Changes in art schools were taking place relatively fast. At the Kraków School of Fine Arts for Women run by Maria Niedzielska, students followed a course where already in 1912 they could draw male nudes. One pretext to show the male body was sport, that was gaining popularity at that time. The culture was changing dynamically. The turn of the 19th and 20th centuries was characterised by pessimism, the omnipresent disbelief in man’s ability to find happiness and the presence of meaning in human life. In the 1920s, the ideal to pursue was harmony between the body and the spirit. It was believed that this could be achieved by practising sport. Maintaining hygiene and attention to the body were treated as modern man’s duty. Sports scenes were painted by both male and female artists, yet it was women who had better results. Male painters lent too much heroism and battle-like dimensions to sporting scenes while female painters managed the theme more freely, as greatly exemplified by Maria Ewa Łunkiewicz’s 1936 painting Football.

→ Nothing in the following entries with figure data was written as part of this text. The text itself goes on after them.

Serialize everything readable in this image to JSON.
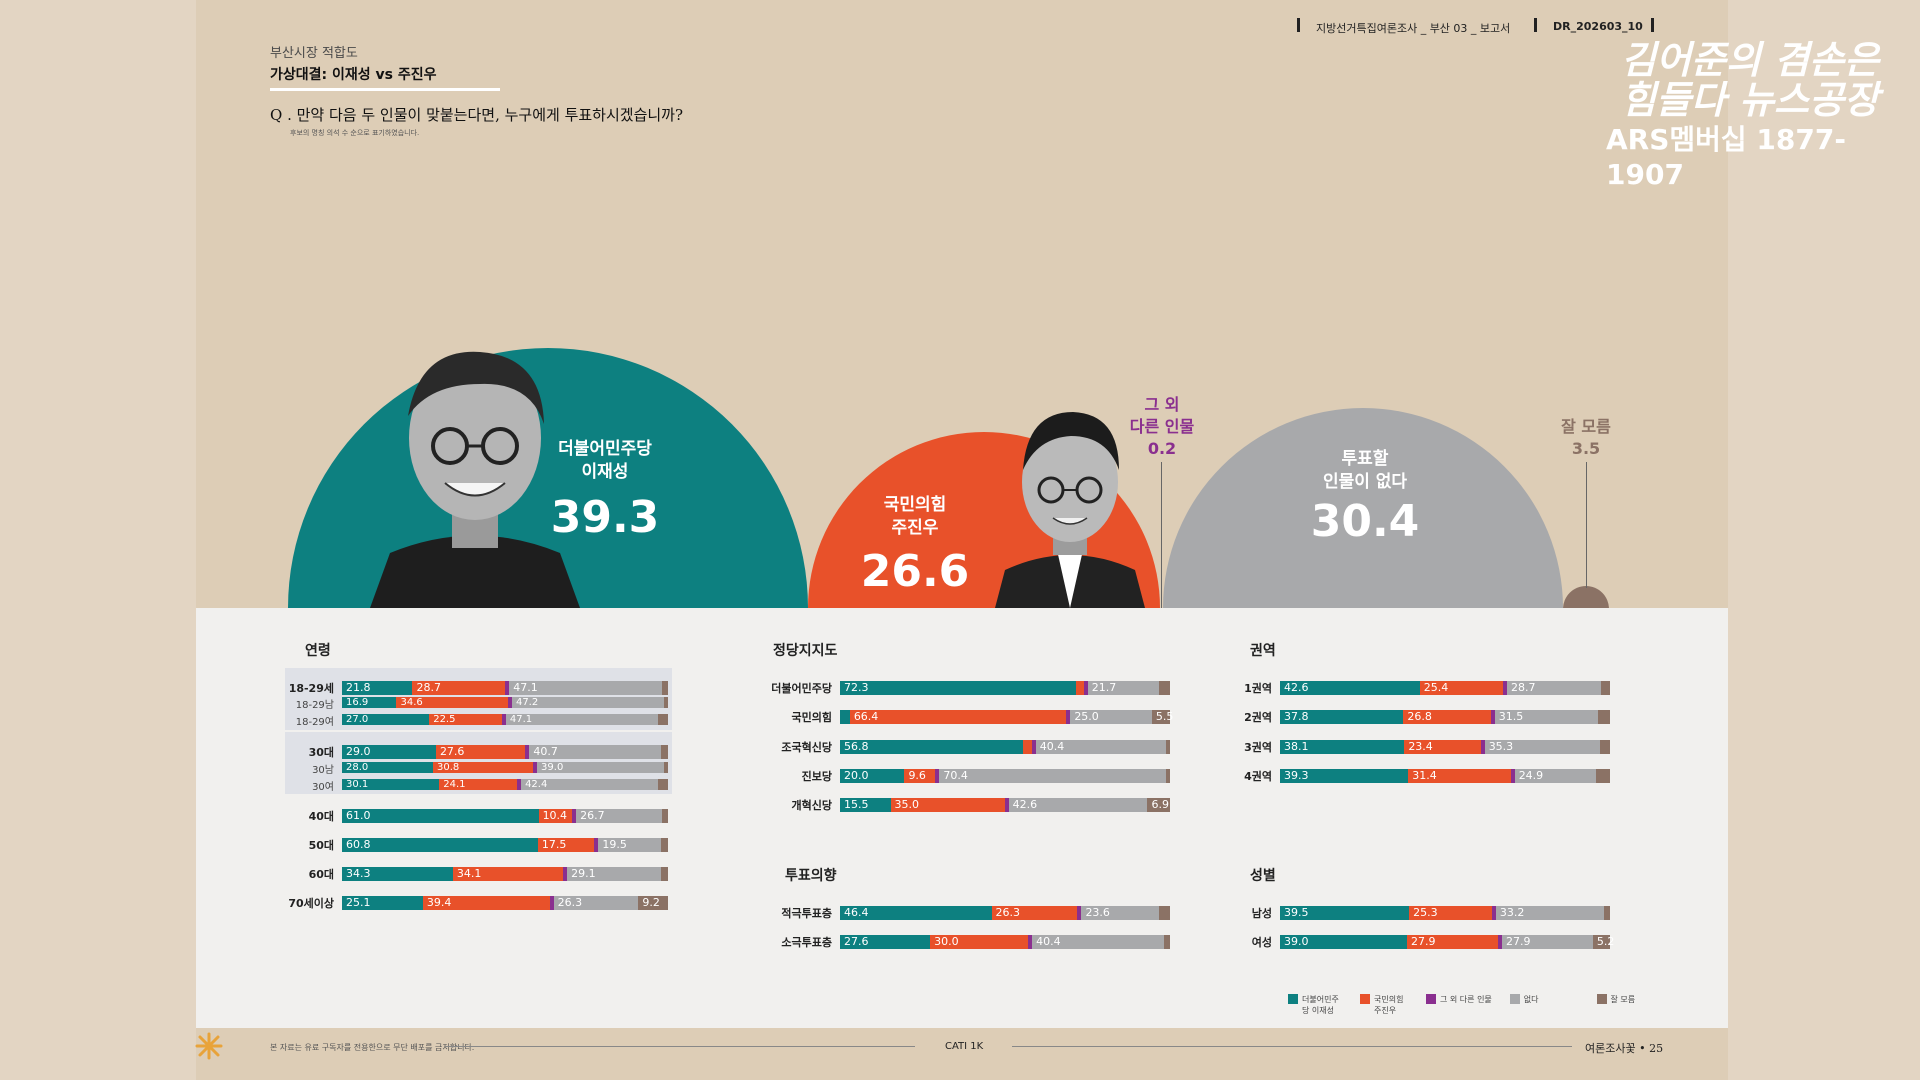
{
  "header": {
    "category": "부산시장 적합도",
    "subtitle": "가상대결: 이재성 vs 주진우",
    "question": "Q . 만약 다음 두 인물이 맞붙는다면, 누구에게 투표하시겠습니까?",
    "question_note": "후보의 명칭 의석 수 순으로 표기하였습니다.",
    "report_series": "지방선거특집여론조사 _ 부산 03 _ 보고서",
    "report_code": "DR_202603_10"
  },
  "logo": {
    "title": "김어준의 겸손은힘들다 뉴스공장",
    "membership": "ARS멤버십 1877-1907"
  },
  "colors": {
    "teal": "#0d8080",
    "orange": "#e8512a",
    "purple": "#8a2f8f",
    "gray": "#a8a9ab",
    "brown": "#8b7265"
  },
  "main_result": {
    "lee": {
      "party": "더불어민주당",
      "name": "이재성",
      "value": "39.3"
    },
    "joo": {
      "party": "국민의힘",
      "name": "주진우",
      "value": "26.6"
    },
    "other": {
      "line1": "그 외",
      "line2": "다른 인물",
      "value": "0.2"
    },
    "none": {
      "line1": "투표할",
      "line2": "인물이 없다",
      "value": "30.4"
    },
    "dontknow": {
      "label": "잘 모름",
      "value": "3.5"
    }
  },
  "chart_data": [
    {
      "type": "bar",
      "title": "연령",
      "stacked": true,
      "series_order": [
        "더불어민주당 이재성",
        "국민의힘 주진우",
        "그 외 다른 인물",
        "없다",
        "잘 모름"
      ],
      "rows": [
        {
          "label": "18-29세",
          "values": [
            21.8,
            28.7,
            0.4,
            47.1,
            2.0
          ]
        },
        {
          "label": "18-29남",
          "values": [
            16.9,
            34.6,
            0.4,
            47.2,
            0.9
          ]
        },
        {
          "label": "18-29여",
          "values": [
            27.0,
            22.5,
            0.3,
            47.1,
            3.1
          ]
        },
        {
          "label": "30대",
          "values": [
            29.0,
            27.6,
            0.6,
            40.7,
            2.1
          ]
        },
        {
          "label": "30남",
          "values": [
            28.0,
            30.8,
            0.9,
            39.0,
            1.3
          ]
        },
        {
          "label": "30여",
          "values": [
            30.1,
            24.1,
            0.3,
            42.4,
            3.1
          ]
        },
        {
          "label": "40대",
          "values": [
            61.0,
            10.4,
            0.1,
            26.7,
            1.8
          ]
        },
        {
          "label": "50대",
          "values": [
            60.8,
            17.5,
            0.1,
            19.5,
            2.1
          ]
        },
        {
          "label": "60대",
          "values": [
            34.3,
            34.1,
            0.4,
            29.1,
            2.1
          ]
        },
        {
          "label": "70세이상",
          "values": [
            25.1,
            39.4,
            0.1,
            26.3,
            9.2
          ]
        }
      ]
    },
    {
      "type": "bar",
      "title": "정당지지도",
      "stacked": true,
      "rows": [
        {
          "label": "더불어민주당",
          "values": [
            72.3,
            2.4,
            0.1,
            21.7,
            3.5
          ]
        },
        {
          "label": "국민의힘",
          "values": [
            3.0,
            66.4,
            0.1,
            25.0,
            5.5
          ]
        },
        {
          "label": "조국혁신당",
          "values": [
            56.8,
            2.7,
            0.1,
            40.4,
            0.0
          ]
        },
        {
          "label": "진보당",
          "values": [
            20.0,
            9.6,
            0.0,
            70.4,
            0.0
          ]
        },
        {
          "label": "개혁신당",
          "values": [
            15.5,
            35.0,
            0.0,
            42.6,
            6.9
          ]
        }
      ]
    },
    {
      "type": "bar",
      "title": "투표의향",
      "stacked": true,
      "rows": [
        {
          "label": "적극투표층",
          "values": [
            46.4,
            26.3,
            0.2,
            23.6,
            3.5
          ]
        },
        {
          "label": "소극투표층",
          "values": [
            27.6,
            30.0,
            0.2,
            40.4,
            1.8
          ]
        }
      ]
    },
    {
      "type": "bar",
      "title": "권역",
      "stacked": true,
      "rows": [
        {
          "label": "1권역",
          "values": [
            42.6,
            25.4,
            0.6,
            28.7,
            2.7
          ]
        },
        {
          "label": "2권역",
          "values": [
            37.8,
            26.8,
            0.1,
            31.5,
            3.8
          ]
        },
        {
          "label": "3권역",
          "values": [
            38.1,
            23.4,
            0.1,
            35.3,
            3.1
          ]
        },
        {
          "label": "4권역",
          "values": [
            39.3,
            31.4,
            0.1,
            24.9,
            4.3
          ]
        }
      ]
    },
    {
      "type": "bar",
      "title": "성별",
      "stacked": true,
      "rows": [
        {
          "label": "남성",
          "values": [
            39.5,
            25.3,
            0.3,
            33.2,
            1.7
          ]
        },
        {
          "label": "여성",
          "values": [
            39.0,
            27.9,
            0.1,
            27.9,
            5.2
          ]
        }
      ]
    }
  ],
  "legend": [
    {
      "label": "더불어민주당 이재성",
      "color": "#0d8080"
    },
    {
      "label": "국민의힘 주진우",
      "color": "#e8512a"
    },
    {
      "label": "그 외 다른 인물",
      "color": "#8a2f8f"
    },
    {
      "label": "없다",
      "color": "#a8a9ab"
    },
    {
      "label": "잘 모름",
      "color": "#8b7265"
    }
  ],
  "footer": {
    "copyright": "본 자료는 유료 구독자를 전용한으로 무단 배포를 금지합니다.",
    "method": "CATI 1K",
    "page": "여론조사꽃 • 25"
  }
}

Of special importance for understanding the situation of female artists and their art in the 20th century is the fact that for a long time they painted very few self-portraits. Mass culture was dominated by images of women created by men. Journals would feature on their covers faces of attractive girls to attract readers. Women’s feelings or thoughts did not matter. A female face was primarily something to be liked. As women were not treated like empowered individuals, it seems that the low number of female self-portraits reflected female artists’ reluctance to make their own images part of the convention. Female artists did not want to conform by making a show of their faces.
The few women who did paint their own appearance did so in order to assert a distance from mainstream convention. One example is Self-Portrait by Maria Ewa Łunkiewicz (1930). The person shown has no eyes, just blue eye sockets. She resembles more of a dummy used in shops to showcase attractive clothes. ‘This is what I am to you’– the artist seems to be saying to the audience of her time.

Women’s art in the 20th century was subject to many changes as the social context was changing. At the same time, it constitutes a separate and important subject. It is to a large extent an expression of the desire to make sure that images are produced that differ from those painted by men and that the creative output of female artists becomes a reflection of their separate, female experience.